In SanteDB the a security application represents a piece of software code which is authorized to access data within the SanteDB iCDR environment. In OpenID nomenclature, an application in SanteDB represents an authenticated client (client_id/client_secret).

Application List

The application list screen shows a listing of all registered security applications (and profiles) in the implementation of SanteDB.

• Create Application Identity: Used to establish a new authenticated application.

• Details / Edit : Used to view the security details of the authenticated application and change if needed.

• Delete : Deactivates the application in the SanteDB server instance so no authentications or lookups will be resolved.

• Lock Application: Prevents the application or any user on that application from gaining access.

Create Application

Creating a new application in the administrative portal establishes a new identity registration in the application identity provider. Data collected to create a new security application includes:

• Name: A unique name for the application in the SanteDB identity provider. The name is equivalent to the client_id in the oauth request.

• Software Name: A descriptive name of the software to which this application belongs.

• Software Vendor: A description of the software vendor/support contact

• Software Version: The version of the software that owns this application credential

Generate an Application Secret

Once created, the administrative interface will show the created application. The administrator must generate an application secret using the Reset option.

The application secret should be saved and sent to the integration partner or application developer.

Editing Applications

When editing an application from the application list or after creating an application, the properties of the device can be modified.

Resetting Security State

Applications, like users and devices, can become locked if they fail to authenticate properly after a specified amount of time. This could be due to mis-configuration of the client or the security settings.

Each time an application authentication attempt fails, the invalid authentication counter will be incremented until the application locks.

An administrator the security settings:

1. Invalid Authentication attempts shows the number of the client application authentications that have failed. If the configured maximum authentication fails is exceeded by this counter the application account is locked.

2. Lockout shows the time until which time the application is locked.
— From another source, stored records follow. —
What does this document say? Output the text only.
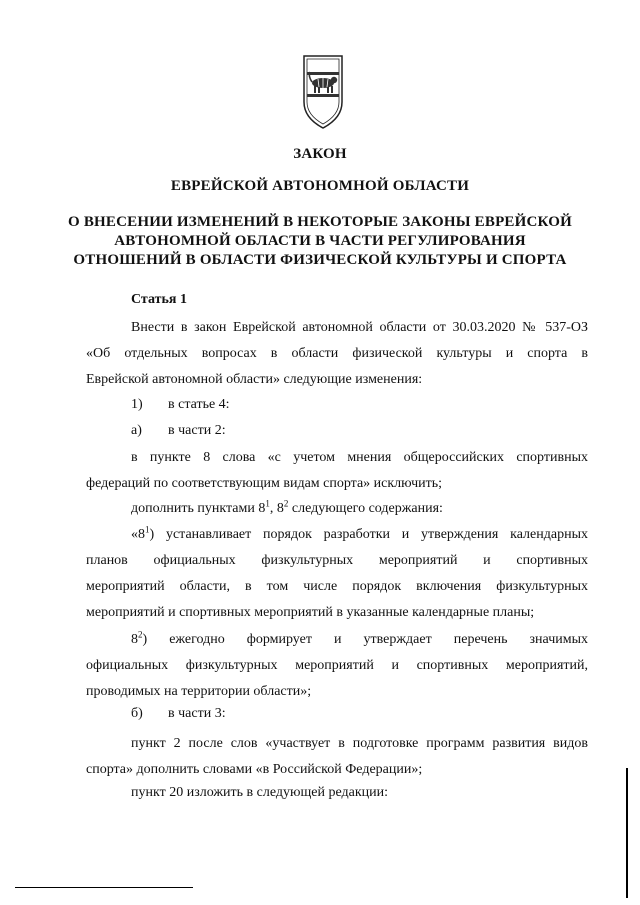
ЗАКОН
ЕВРЕЙСКОЙ АВТОНОМНОЙ ОБЛАСТИ
О ВНЕСЕНИИ ИЗМЕНЕНИЙ В НЕКОТОРЫЕ ЗАКОНЫ ЕВРЕЙСКОЙ
АВТОНОМНОЙ ОБЛАСТИ В ЧАСТИ РЕГУЛИРОВАНИЯ
ОТНОШЕНИЙ В ОБЛАСТИ ФИЗИЧЕСКОЙ КУЛЬТУРЫ И СПОРТА
Статья 1
Внести в закон Еврейской автономной области от 30.03.2020 № 537-ОЗ
«Об отдельных вопросах в области физической культуры и спорта в
Еврейской автономной области» следующие изменения:
1) в статье 4:
а) в части 2:
в пункте 8 слова «с учетом мнения общероссийских спортивных
федераций по соответствующим видам спорта» исключить;
дополнить пунктами $8^1$, $8^2$ следующего содержания:
«$8^1$) устанавливает порядок разработки и утверждения календарных
планов официальных физкультурных мероприятий и спортивных
мероприятий области, в том числе порядок включения физкультурных
мероприятий и спортивных мероприятий в указанные календарные планы;
$8^2$) ежегодно формирует и утверждает перечень значимых
официальных физкультурных мероприятий и спортивных мероприятий,
проводимых на территории области»;
б) в части 3:
пункт 2 после слов «участвует в подготовке программ развития видов
спорта» дополнить словами «в Российской Федерации»;
пункт 20 изложить в следующей редакции:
No authentication attempts will be permitted while the application is locked. (users may complain of applications not working or credentials not working). Unlocking the application will allow authentications with the credential.

3. Application secret allows for the changing of the application secret. The application secret is randomly generated, and should shared with the known development staff of the client application.

Assigning Policies

By default a new application will copy its policies from the APPLICATIONS group. After creation policies can be customized using the policies panel. New policies are added by first searching for the policy and then pressing the + button.

By default an application will be assigned the policy with a GRANT permission. You can alter these by clicking the permission type.

The permission types in SanteDB are:

• Grant - The application will be granted access to any action or data carrying the policy

• Deny - The application is not permitted to access any action or data carrying the policy.

• Elevate - The application is, by default, DENY the request, and the server will send a authentication challenge back to the requestor. Users may be required to provide a reason for override and must provide their password.

Policies can be removed from an application by clicking the Remove button. When a policy is removed, it means that the application (or any device or user using it) has no specific grant applied to the policy (i.e. if the user is in a group its grant will apply, otherwise the default of DENY is applied).